As for the most immediate confirmed roadmap item, an Unreal Engine 5 support launch is scheduled for Q2 2026. This is expected to complete a "triple-engine architecture" that covers all three layers: Unity's mobile and web market, Three.js's instant browser market, and Unreal's AAA console and PC market. In addition, the "end-to-end AI model for users with no coding experience" that Wang Shimu mentioned in his Bloomberg interview was originally slated for release in July 2025, but its implementation scope is being expanded in stages heading into 2026.

On the funding front, Seele is exploring a new round at a valuation of several hundred million dollars (as of the May 2025 Bloomberg report), and whether Silicon Valley VCs will participate directly will be the single biggest thing to watch over the next 12 months.
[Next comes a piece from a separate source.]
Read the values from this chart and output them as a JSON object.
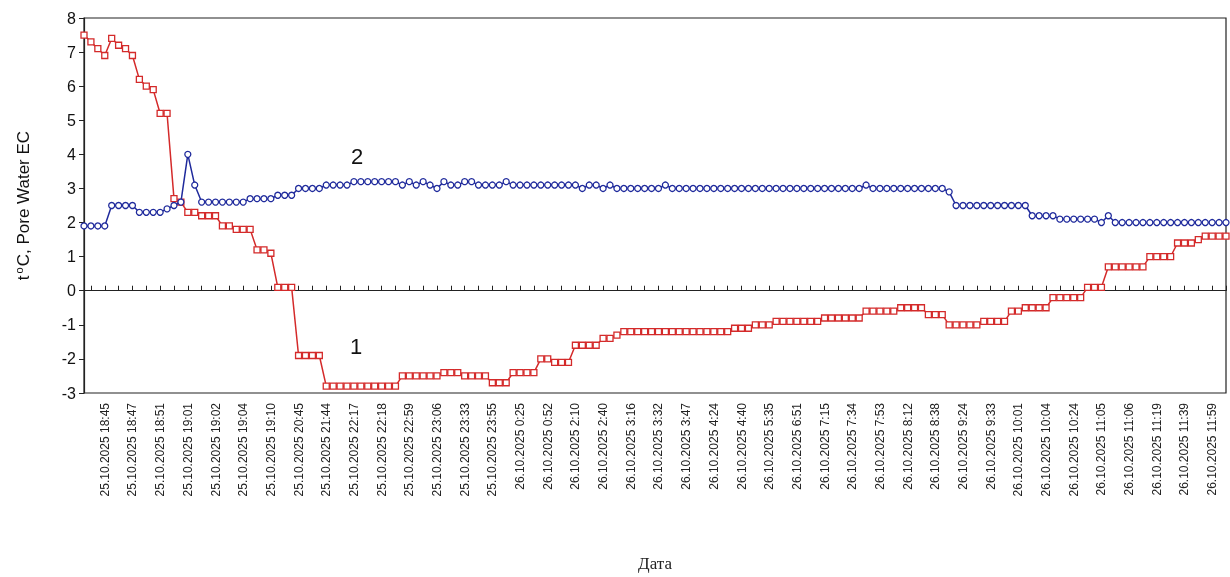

The investment climate for AI gametech, in contrast to the overall chill across gaming VC, has seen a concentration of capital (as noted earlier: of the $1 billion ≈ ¥158 billion in gaming-related funding in Q3 2025, $230 million ≈ ¥36.3 billion went to AI gametech), and the premium valuations attached to AI are being maintained at healthy levels.

The outlook for market size is bullish, with several research firms publishing forecasts that span a wide range. InsightAce Analytic projects rapid growth from $4.54 billion (about ¥717.3 billion) in 2025 to $81.19 billion (about ¥12.8 trillion, CAGR 33.57%) in 2035, while Precedence Research forecasts growth from $1.5 billion (about ¥237 billion) in 2024 to $9.8 billion (about ¥1.55 trillion, CAGR 20.8%) in 2034. The figures vary significantly across sources, but there is consensus that AI gaming will expand at a CAGR in the high double digits to low triple digits, and for Seele as well, market expansion over the next 5 to 10 years will provide a strong tailwind.

The medium- to long-term risks come down to three: (1) the possibility that Chinese regulators' generative-AI guidelines or cross-border data regulations could impose unforeseen constraints on Seele's expansion into Western markets; (2) the possibility that Western competitors such as Astrocade, Rosebud AI, and Spawn.co will get ahead with larger pools of capital and Silicon Valley talent; and (3) the possibility that Roblox and incumbent game-engine giants (Unity, Unreal) will integrate equivalent AI features and erode Seele's differentiation. On the other hand, Seele also holds three powerful assets: the network within China's IT industry that Wang Shimu built by working across the country's three major IT firms — Tencent, NetEase, and Alibaba; the technical depth of its in-house MLLM; and Western cloud-native operations via AWS Bedrock. Its moves over the next 12 to 24 months will serve as a litmus test of whether a "China-born, genuinely global AI game company" can emerge.